70. It is now trite that such factual foundation, unless is apparent from the statute, itself, cannot be permitted to be raised and that too for the first time before this Court."

It was further opined:

"74. In absence of necessary pleadings and grounds taken before the High Court, we are not in a position to agree with the learned counsel appearing on behalf of the appellants that only because Section 13 of the repealed Act is inconsistent with Section 14 of the 2003 Act, the same would be arbitrary by reason of being discriminatory in nature and ultra vires Article 14 of the Constitution of India on the premise that charging section provides for levy of tax on sale and consumption of electrical energy, while the exemption provision purports to give power to exempt tax on "electricity sold for consumption" and makes no corresponding provision for exemption of tax on electrical energy self-generated and consumed."

14. In absence of such factual foundation having been pleaded, we are of the opinion that no case has been made out for declaring the said provision ultra vires the Constitution of India.


15. A domestic trader and an exporter stand on different footings. The said provisions were made when the country was undergoing severe `foreign exchange crunch'. The Parliament in its wisdom has inserted the said provisions so as to prevent fraud. Sub-section (1) of Section 18 of the Act provides for filing of an application for grant of exemption by the Reserve Bank of India. Refusal to give such an exemption is required to be preceded by reasonable opportunity of making a representation.

16. A legal provision does not become unconstitutional only because it provides for a reverse burden. The question as regards burden of proof is procedural in nature. [See Hiten P. Dalal v. Bratindranath Banerjee, (2001) 6 SCC 16 and M.S. Narayana Menon v. State of Kerala, (2006) 6 SCC 39] 17. The presumption raised against the trader is a rebuttable one.

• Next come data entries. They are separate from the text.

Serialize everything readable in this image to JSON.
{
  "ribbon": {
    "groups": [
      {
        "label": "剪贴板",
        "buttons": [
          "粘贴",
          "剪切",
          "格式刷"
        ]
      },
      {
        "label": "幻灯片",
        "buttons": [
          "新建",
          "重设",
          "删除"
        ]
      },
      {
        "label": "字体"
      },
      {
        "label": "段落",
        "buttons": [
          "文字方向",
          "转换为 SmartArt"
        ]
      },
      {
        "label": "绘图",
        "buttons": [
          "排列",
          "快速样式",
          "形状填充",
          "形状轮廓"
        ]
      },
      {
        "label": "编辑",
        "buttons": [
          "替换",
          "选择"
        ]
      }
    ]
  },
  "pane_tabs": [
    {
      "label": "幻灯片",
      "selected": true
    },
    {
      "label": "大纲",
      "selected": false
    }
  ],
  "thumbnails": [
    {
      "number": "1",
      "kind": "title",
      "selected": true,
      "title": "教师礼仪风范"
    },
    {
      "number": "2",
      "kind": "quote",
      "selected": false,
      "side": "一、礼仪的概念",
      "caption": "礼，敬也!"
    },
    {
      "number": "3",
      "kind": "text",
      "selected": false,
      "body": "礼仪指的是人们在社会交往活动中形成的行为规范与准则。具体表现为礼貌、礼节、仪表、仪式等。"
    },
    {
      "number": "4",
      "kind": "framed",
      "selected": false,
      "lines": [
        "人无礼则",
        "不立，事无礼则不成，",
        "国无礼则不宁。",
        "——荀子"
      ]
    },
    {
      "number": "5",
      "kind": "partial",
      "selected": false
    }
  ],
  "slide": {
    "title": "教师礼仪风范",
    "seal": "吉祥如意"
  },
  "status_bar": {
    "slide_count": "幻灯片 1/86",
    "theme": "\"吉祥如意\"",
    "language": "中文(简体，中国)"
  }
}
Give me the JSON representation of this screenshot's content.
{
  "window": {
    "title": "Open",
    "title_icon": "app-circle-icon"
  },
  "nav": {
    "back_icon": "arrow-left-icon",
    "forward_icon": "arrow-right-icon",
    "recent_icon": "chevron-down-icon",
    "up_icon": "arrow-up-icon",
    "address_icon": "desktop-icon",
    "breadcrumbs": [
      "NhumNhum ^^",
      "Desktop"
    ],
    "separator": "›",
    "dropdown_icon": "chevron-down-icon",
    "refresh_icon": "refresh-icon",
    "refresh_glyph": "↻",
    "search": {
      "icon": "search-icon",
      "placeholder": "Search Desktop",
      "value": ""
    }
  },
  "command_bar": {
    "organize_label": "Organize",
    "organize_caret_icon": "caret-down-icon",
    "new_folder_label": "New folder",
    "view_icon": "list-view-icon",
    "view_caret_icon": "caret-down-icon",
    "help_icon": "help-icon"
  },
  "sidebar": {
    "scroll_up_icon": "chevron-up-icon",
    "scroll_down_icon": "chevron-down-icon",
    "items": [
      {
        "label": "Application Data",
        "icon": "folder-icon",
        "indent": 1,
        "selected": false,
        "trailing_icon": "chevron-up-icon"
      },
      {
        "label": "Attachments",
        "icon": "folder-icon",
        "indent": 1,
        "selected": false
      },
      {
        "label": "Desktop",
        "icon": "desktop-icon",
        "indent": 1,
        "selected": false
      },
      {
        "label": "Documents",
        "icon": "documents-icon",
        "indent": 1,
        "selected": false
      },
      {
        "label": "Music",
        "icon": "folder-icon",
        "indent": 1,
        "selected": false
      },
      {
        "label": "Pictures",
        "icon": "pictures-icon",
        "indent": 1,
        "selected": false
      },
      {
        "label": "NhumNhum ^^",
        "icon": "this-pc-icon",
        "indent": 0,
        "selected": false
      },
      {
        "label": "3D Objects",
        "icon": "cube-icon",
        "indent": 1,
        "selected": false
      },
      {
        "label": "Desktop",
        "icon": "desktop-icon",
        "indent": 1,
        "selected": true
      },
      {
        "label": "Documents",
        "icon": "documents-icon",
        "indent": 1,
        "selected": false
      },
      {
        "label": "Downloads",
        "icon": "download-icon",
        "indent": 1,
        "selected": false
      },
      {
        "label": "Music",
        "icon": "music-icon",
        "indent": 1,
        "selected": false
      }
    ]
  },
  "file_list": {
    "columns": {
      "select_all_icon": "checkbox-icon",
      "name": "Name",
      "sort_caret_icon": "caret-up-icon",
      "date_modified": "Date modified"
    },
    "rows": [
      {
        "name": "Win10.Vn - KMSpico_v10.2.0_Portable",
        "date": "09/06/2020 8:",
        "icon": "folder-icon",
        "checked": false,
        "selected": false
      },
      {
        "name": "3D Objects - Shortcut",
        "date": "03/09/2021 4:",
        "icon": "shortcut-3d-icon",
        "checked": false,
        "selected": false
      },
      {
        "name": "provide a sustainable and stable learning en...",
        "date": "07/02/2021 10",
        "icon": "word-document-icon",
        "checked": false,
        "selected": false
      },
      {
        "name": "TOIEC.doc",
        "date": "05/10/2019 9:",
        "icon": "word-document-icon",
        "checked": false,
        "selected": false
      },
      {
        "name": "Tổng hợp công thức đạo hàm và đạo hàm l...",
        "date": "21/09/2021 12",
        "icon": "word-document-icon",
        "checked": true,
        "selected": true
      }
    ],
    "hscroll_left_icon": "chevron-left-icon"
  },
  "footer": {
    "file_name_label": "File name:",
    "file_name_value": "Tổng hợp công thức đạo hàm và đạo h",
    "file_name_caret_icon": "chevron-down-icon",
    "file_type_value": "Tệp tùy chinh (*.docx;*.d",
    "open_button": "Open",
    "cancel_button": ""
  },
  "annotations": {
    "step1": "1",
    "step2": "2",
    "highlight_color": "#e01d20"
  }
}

Reverse burden as also statutory presumptions can be raised in several statutes as, for example, the Negotiable Instruments Act, Prevention of Corruption Act, TADA, etc. Presumption is raised only when certain foundational facts are established by the prosecution. The accused in 12 such an event would be entitled to show that he has not violated the provisions of the Act. In a case of this nature, particularly, when an appeal against the order of the Tribunal is pending, we do not think that the appellants are entitled to take the benefit thereof at this stage. Such contentions must be raised before the criminal court.

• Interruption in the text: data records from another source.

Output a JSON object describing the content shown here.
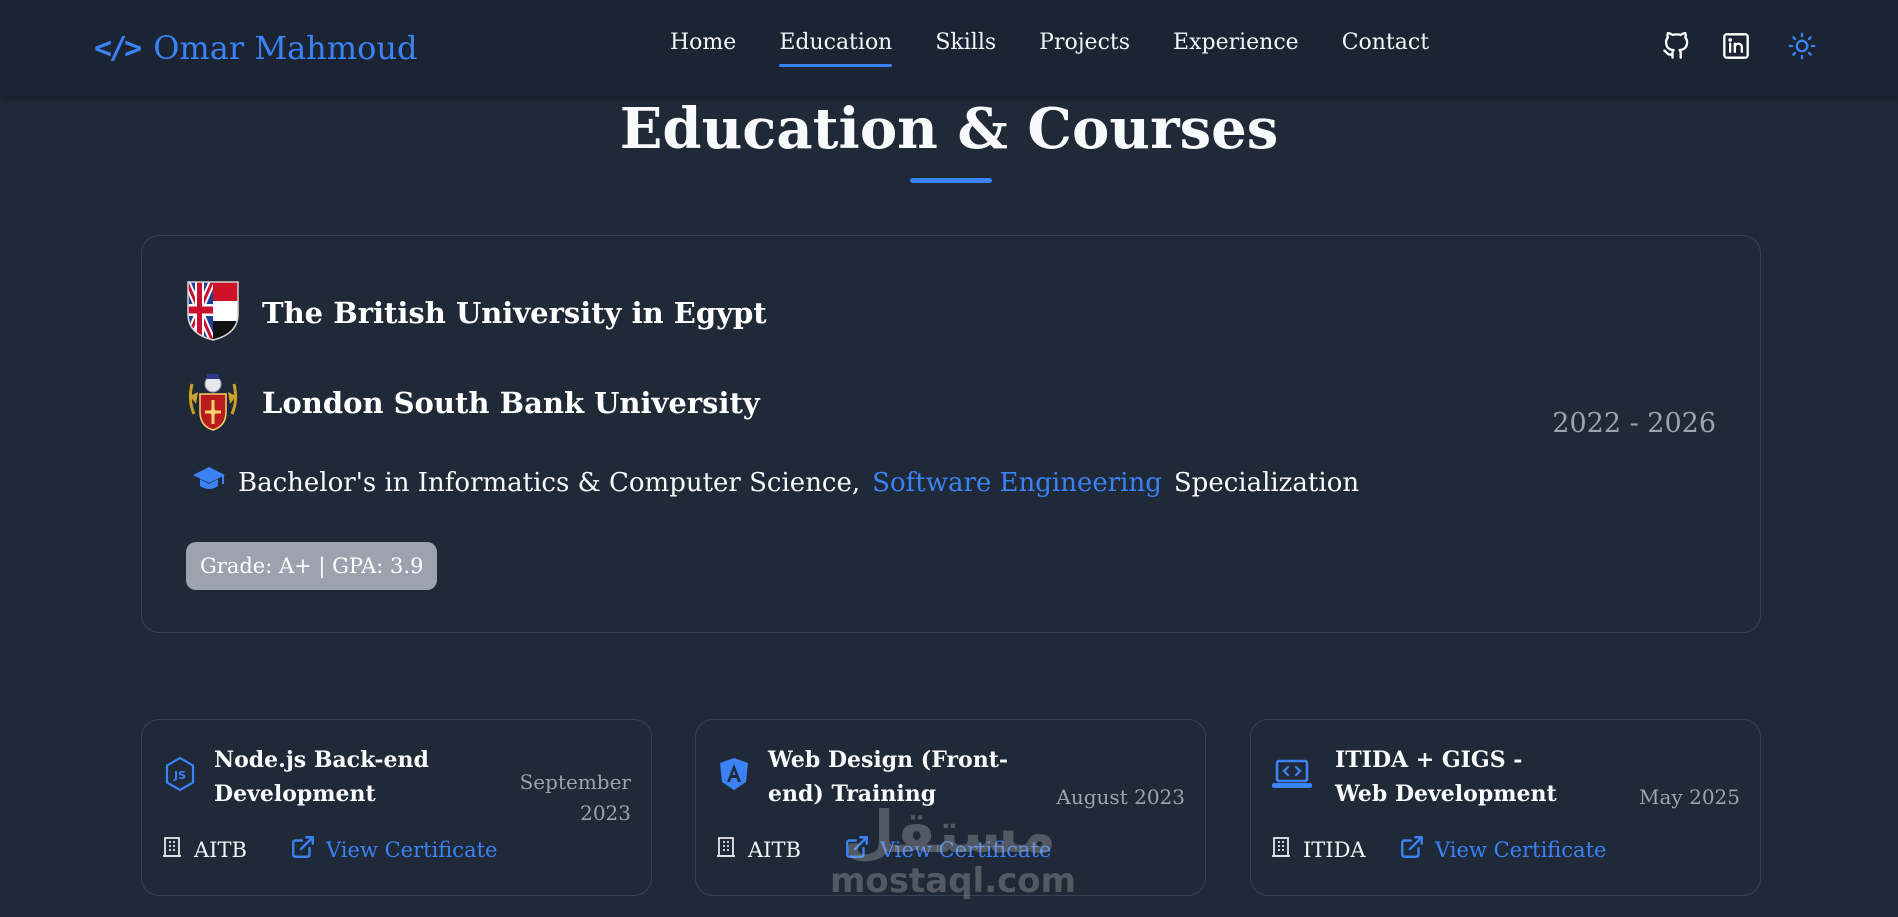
{
  "brand": {
    "icon_glyph": "</>",
    "name": "Omar Mahmoud",
    "color": "#3b82f6"
  },
  "nav": {
    "items": [
      {
        "label": "Home",
        "active": false
      },
      {
        "label": "Education",
        "active": true
      },
      {
        "label": "Skills",
        "active": false
      },
      {
        "label": "Projects",
        "active": false
      },
      {
        "label": "Experience",
        "active": false
      },
      {
        "label": "Contact",
        "active": false
      }
    ],
    "icons": [
      "github-icon",
      "linkedin-icon",
      "sun-icon"
    ]
  },
  "section": {
    "title": "Education & Courses"
  },
  "education": {
    "universities": [
      {
        "name": "The British University in Egypt",
        "logo": "bue-crest-icon"
      },
      {
        "name": "London South Bank University",
        "logo": "lsbu-crest-icon"
      }
    ],
    "years": "2022 - 2026",
    "degree_prefix": "Bachelor's in Informatics & Computer Science,",
    "degree_highlight": "Software Engineering",
    "degree_suffix": "Specialization",
    "grade": "Grade: A+ | GPA: 3.9"
  },
  "courses": [
    {
      "icon": "nodejs-icon",
      "title": "Node.js Back-end Development",
      "date": "September 2023",
      "org": "AITB",
      "link_label": "View Certificate"
    },
    {
      "icon": "angular-icon",
      "title": "Web Design (Front-end) Training",
      "date": "August 2023",
      "org": "AITB",
      "link_label": "View Certificate"
    },
    {
      "icon": "laptop-code-icon",
      "title": "ITIDA + GIGS - Web Development",
      "date": "May 2025",
      "org": "ITIDA",
      "link_label": "View Certificate"
    }
  ],
  "watermark": {
    "arabic": "مستقل",
    "latin": "mostaql.com"
  },
  "colors": {
    "background": "#1f2937",
    "accent": "#3b82f6",
    "muted": "#9ca3af"
  }
}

18. Commercial expediency or auditing of books of accounts cannot be a ground for questioning the constitutional validity of a Parliamentary Act. If the Parliamentary Act is valid and constitutional, the same cannot be declared ultra vires only because the appellant faces some difficulty in writing off the bad debts in his books of accounts. He may do so. But that does not mean the statute is unconstitutional or the criminal prosecution becomes vitiated in law.

19. An order of discharge can be interfered with by the High Court on limited grounds. At that stage, it need not be shown that the appellants may not ultimately be convicted. It is enough if there exists a strong suspicion.

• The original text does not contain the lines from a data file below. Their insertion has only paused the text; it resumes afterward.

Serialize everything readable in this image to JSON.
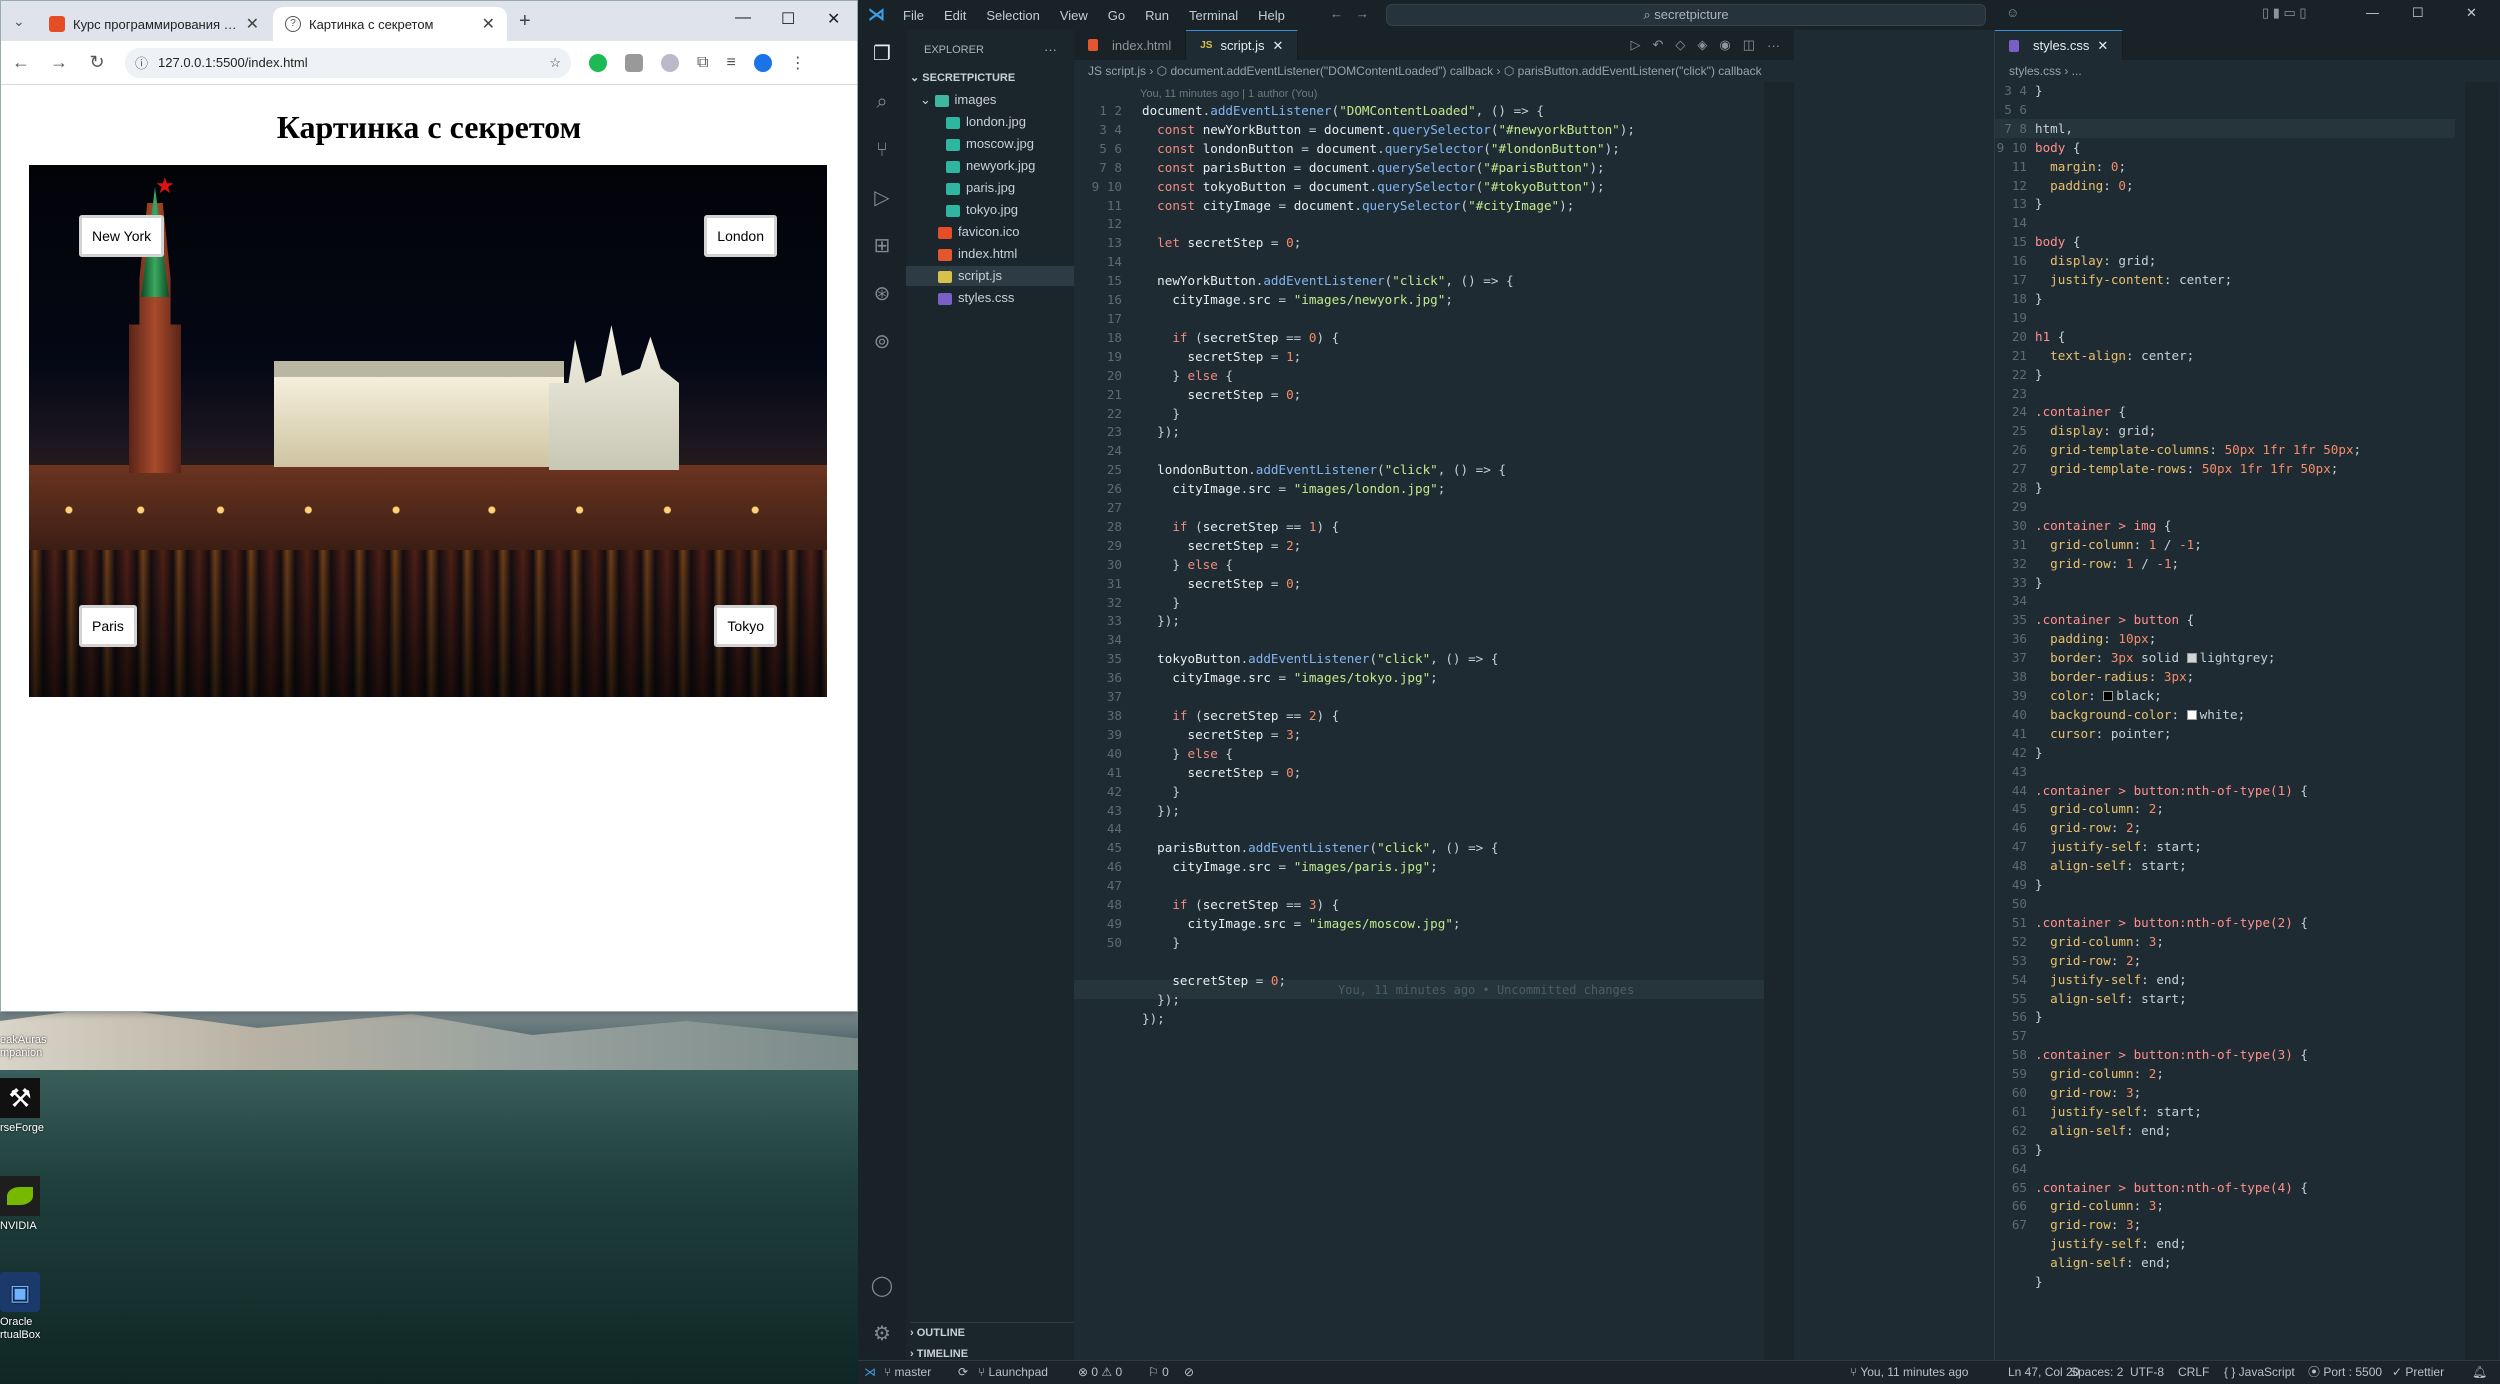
{
  "browser": {
    "tabs": [
      {
        "title": "Курс программирования | Вид"
      },
      {
        "title": "Картинка с секретом"
      }
    ],
    "url": "127.0.0.1:5500/index.html",
    "page": {
      "heading": "Картинка с секретом",
      "buttons": {
        "new_york": "New York",
        "london": "London",
        "paris": "Paris",
        "tokyo": "Tokyo"
      }
    }
  },
  "desktop": {
    "icons": [
      {
        "label": "eakAuras\nmpanion"
      },
      {
        "label": "rseForge"
      },
      {
        "label": "NVIDIA"
      },
      {
        "label": "Oracle\nrtualBox"
      }
    ]
  },
  "vscode": {
    "menu": [
      "File",
      "Edit",
      "Selection",
      "View",
      "Go",
      "Run",
      "Terminal",
      "Help"
    ],
    "search": "secretpicture",
    "explorer": {
      "title": "EXPLORER",
      "root": "SECRETPICTURE",
      "items": [
        "images",
        "london.jpg",
        "moscow.jpg",
        "newyork.jpg",
        "paris.jpg",
        "tokyo.jpg",
        "favicon.ico",
        "index.html",
        "script.js",
        "styles.css"
      ],
      "outline": "OUTLINE",
      "timeline": "TIMELINE"
    },
    "editor1": {
      "tabs": [
        "index.html",
        "script.js"
      ],
      "breadcrumb": "JS script.js › ⬡ document.addEventListener(\"DOMContentLoaded\") callback › ⬡ parisButton.addEventListener(\"click\") callback",
      "blame": "You, 11 minutes ago | 1 author (You)",
      "inline_blame": "You, 11 minutes ago • Uncommitted changes"
    },
    "editor2": {
      "tab": "styles.css",
      "breadcrumb": "styles.css › ..."
    },
    "status": {
      "branch": "master",
      "launchpad": "Launchpad",
      "problems": "0 ⚠ 0",
      "ports_count": "0",
      "blame": "You, 11 minutes ago",
      "position": "Ln 47, Col 20",
      "spaces": "Spaces: 2",
      "encoding": "UTF-8",
      "eol": "CRLF",
      "language": "{ } JavaScript",
      "port": "Port : 5500",
      "prettier": "✓ Prettier"
    }
  },
  "code_js": [
    "document.addEventListener(\"DOMContentLoaded\", () => {",
    "  const newYorkButton = document.querySelector(\"#newyorkButton\");",
    "  const londonButton = document.querySelector(\"#londonButton\");",
    "  const parisButton = document.querySelector(\"#parisButton\");",
    "  const tokyoButton = document.querySelector(\"#tokyoButton\");",
    "  const cityImage = document.querySelector(\"#cityImage\");",
    "",
    "  let secretStep = 0;",
    "",
    "  newYorkButton.addEventListener(\"click\", () => {",
    "    cityImage.src = \"images/newyork.jpg\";",
    "",
    "    if (secretStep == 0) {",
    "      secretStep = 1;",
    "    } else {",
    "      secretStep = 0;",
    "    }",
    "  });",
    "",
    "  londonButton.addEventListener(\"click\", () => {",
    "    cityImage.src = \"images/london.jpg\";",
    "",
    "    if (secretStep == 1) {",
    "      secretStep = 2;",
    "    } else {",
    "      secretStep = 0;",
    "    }",
    "  });",
    "",
    "  tokyoButton.addEventListener(\"click\", () => {",
    "    cityImage.src = \"images/tokyo.jpg\";",
    "",
    "    if (secretStep == 2) {",
    "      secretStep = 3;",
    "    } else {",
    "      secretStep = 0;",
    "    }",
    "  });",
    "",
    "  parisButton.addEventListener(\"click\", () => {",
    "    cityImage.src = \"images/paris.jpg\";",
    "",
    "    if (secretStep == 3) {",
    "      cityImage.src = \"images/moscow.jpg\";",
    "    }",
    "",
    "    secretStep = 0;",
    "  });",
    "});",
    ""
  ],
  "code_css": [
    "}",
    "",
    "html,",
    "body {",
    "  margin: 0;",
    "  padding: 0;",
    "}",
    "",
    "body {",
    "  display: grid;",
    "  justify-content: center;",
    "}",
    "",
    "h1 {",
    "  text-align: center;",
    "}",
    "",
    ".container {",
    "  display: grid;",
    "  grid-template-columns: 50px 1fr 1fr 50px;",
    "  grid-template-rows: 50px 1fr 1fr 50px;",
    "}",
    "",
    ".container > img {",
    "  grid-column: 1 / -1;",
    "  grid-row: 1 / -1;",
    "}",
    "",
    ".container > button {",
    "  padding: 10px;",
    "  border: 3px solid lightgrey;",
    "  border-radius: 3px;",
    "  color: black;",
    "  background-color: white;",
    "  cursor: pointer;",
    "}",
    "",
    ".container > button:nth-of-type(1) {",
    "  grid-column: 2;",
    "  grid-row: 2;",
    "  justify-self: start;",
    "  align-self: start;",
    "}",
    "",
    ".container > button:nth-of-type(2) {",
    "  grid-column: 3;",
    "  grid-row: 2;",
    "  justify-self: end;",
    "  align-self: start;",
    "}",
    "",
    ".container > button:nth-of-type(3) {",
    "  grid-column: 2;",
    "  grid-row: 3;",
    "  justify-self: start;",
    "  align-self: end;",
    "}",
    "",
    ".container > button:nth-of-type(4) {",
    "  grid-column: 3;",
    "  grid-row: 3;",
    "  justify-self: end;",
    "  align-self: end;",
    "}",
    ""
  ]
}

20. The factual matrix involved in the matter is one of the accounting.

The burden being on the appellants to show that they had taken all 13 permissible steps as are provided for under the law, the question of passing any order of discharge at this stage would not arise.

21. The export was to the tune of US $ 55,03,218.78. Appellants on their own showing exported goods to the countries like USA, Canada, France, Indonesia, etc. They did not obtain any general or special permission from the Reserve Bank of India for non-realisation of export proceeds beyond six months which is the period specified under Sub- section (1) of Section 18 of the Act.

22. As all contentions as to whether the appellants have committed any offence or not shall remain open, we are of the opinion that no case has been made out for interference of the impugned judgment. The appeal is dismissed. No order as to costs.


[S.B. Sinha] ................................J.